When trying to find the initial speed of a projectile, we start with the projectile's range, launch angle, and gravity. These are our pieces of the puzzle. The initial speed is the velocity at which the projectile is launched.
To find this, we use the range formula for projectile motion. This formula connects these variables, allowing us to isolate and solve for the initial speed. By observing how far a projectile travels horizontally, we can deduce its initial velocity when combined with knowledge of launch angle and gravitational pull.
The formula to find the range \( R \) is:

• \( R = \frac{v_0^2}{g} \sin(2\theta) \)

Here, \( v_0 \) is the initial speed, \( g \) is the acceleration due to gravity, approximately \(9.8 \ \text{m/s}^2\), and \( \theta \) is the launch angle.
From manipulating this formula, we see that by knowing the range of the projectile and the angle at which it was launched, we can find the initial speed accurately, as shown in the problem solution by isolating \( v_0 \) and solving for it.

The range of a projectile is the total horizontal distance it travels.
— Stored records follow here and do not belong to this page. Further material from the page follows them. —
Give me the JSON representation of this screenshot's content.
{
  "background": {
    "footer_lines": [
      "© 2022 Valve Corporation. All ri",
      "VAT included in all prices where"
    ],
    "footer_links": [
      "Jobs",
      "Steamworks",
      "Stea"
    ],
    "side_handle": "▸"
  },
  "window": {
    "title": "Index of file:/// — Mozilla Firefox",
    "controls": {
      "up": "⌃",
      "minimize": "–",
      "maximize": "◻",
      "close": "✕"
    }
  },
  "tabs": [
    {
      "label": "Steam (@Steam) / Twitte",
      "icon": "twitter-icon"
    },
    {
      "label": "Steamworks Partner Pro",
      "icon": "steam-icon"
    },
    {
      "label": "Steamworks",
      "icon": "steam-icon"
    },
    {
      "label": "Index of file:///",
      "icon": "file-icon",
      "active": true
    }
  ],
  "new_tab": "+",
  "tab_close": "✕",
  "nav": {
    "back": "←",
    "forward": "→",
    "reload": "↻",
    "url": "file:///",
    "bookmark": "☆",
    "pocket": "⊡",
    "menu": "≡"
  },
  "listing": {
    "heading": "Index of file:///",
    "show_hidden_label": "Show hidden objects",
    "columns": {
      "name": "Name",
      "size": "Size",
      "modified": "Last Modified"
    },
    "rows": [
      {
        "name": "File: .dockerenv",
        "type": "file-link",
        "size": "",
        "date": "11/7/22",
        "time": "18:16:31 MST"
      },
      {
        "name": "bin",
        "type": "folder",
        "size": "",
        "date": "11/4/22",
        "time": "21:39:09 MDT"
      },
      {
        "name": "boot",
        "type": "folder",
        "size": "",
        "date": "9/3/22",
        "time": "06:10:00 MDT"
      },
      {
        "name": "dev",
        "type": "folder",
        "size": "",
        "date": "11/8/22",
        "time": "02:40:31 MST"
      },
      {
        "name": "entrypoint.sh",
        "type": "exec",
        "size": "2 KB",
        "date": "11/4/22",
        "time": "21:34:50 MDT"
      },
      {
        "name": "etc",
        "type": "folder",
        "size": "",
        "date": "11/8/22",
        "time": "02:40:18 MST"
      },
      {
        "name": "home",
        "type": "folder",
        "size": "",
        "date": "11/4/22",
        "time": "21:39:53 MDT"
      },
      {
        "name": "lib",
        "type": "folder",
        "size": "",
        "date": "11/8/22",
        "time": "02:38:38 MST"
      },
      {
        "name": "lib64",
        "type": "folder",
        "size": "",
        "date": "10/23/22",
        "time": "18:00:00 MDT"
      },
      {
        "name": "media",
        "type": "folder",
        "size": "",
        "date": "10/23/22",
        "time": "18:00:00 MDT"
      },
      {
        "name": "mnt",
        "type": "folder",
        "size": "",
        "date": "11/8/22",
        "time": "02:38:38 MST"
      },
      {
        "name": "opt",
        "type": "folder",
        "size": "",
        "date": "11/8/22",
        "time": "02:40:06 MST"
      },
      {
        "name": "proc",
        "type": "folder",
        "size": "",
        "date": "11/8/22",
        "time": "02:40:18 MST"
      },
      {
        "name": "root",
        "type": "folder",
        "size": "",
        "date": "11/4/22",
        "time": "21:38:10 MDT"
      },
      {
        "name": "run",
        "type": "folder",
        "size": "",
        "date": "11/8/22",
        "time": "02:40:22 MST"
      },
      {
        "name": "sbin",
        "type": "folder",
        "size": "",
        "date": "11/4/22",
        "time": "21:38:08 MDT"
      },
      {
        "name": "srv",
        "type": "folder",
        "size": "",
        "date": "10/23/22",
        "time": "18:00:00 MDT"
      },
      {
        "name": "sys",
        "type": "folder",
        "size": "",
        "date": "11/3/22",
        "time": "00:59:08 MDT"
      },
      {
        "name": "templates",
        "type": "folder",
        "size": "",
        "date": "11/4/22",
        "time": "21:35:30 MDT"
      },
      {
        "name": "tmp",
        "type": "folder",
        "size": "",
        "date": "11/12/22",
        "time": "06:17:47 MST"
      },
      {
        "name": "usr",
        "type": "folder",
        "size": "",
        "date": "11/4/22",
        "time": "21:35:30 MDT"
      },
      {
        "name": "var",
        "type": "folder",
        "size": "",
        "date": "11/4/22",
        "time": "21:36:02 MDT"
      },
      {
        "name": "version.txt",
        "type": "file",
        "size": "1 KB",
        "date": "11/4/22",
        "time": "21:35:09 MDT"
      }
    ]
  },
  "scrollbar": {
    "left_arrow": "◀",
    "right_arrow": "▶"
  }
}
Understanding this is crucial to solve most related problems.
The projectile's range depends on the following factors:

• Initial speed \( v_0 \)
• Launch angle \( \theta \)
• Acceleration due to gravity \( g \)

The formula for the range \( R \) is given by:

• \( R = \frac{v_0^2}{g} \sin(2\theta) \)

When applied, this equation provides insight into how far a projectile will go given the initial speed and launch angle. Note that it considers the entire motion path, including the upward and downward arcs.
By utilizing this formula, as demonstrated in the problem, we can calculate the necessary initial speed, ensuring the projectile reaches the intended horizontal distance.

The launch angle significantly influences the projectile's trajectory. It affects both the range and the shape of the path the projectile will take.
To maximize the distance a projectile travels, the optimal launch angle is often \(45^\circ\). This angle provides the perfect balance between height and distance.

• This angle allows for maximum horizontal and vertical velocity components of equal size.

When dealing with different angles, such as those less than \(45^\circ\) or more, it affects how high and how far the projectile travels. The angle changes the \( \sin(2\theta) \) part of the formula, impacting the overall distance.
In our specific exercise, using a \(45^\circ\) launch angle ensures that \( \sin(90^\circ) = 1 \), simplifying calculations. Therefore, understanding the effect of the launch angle is crucial for predicting and maximizing a projectile's range properly.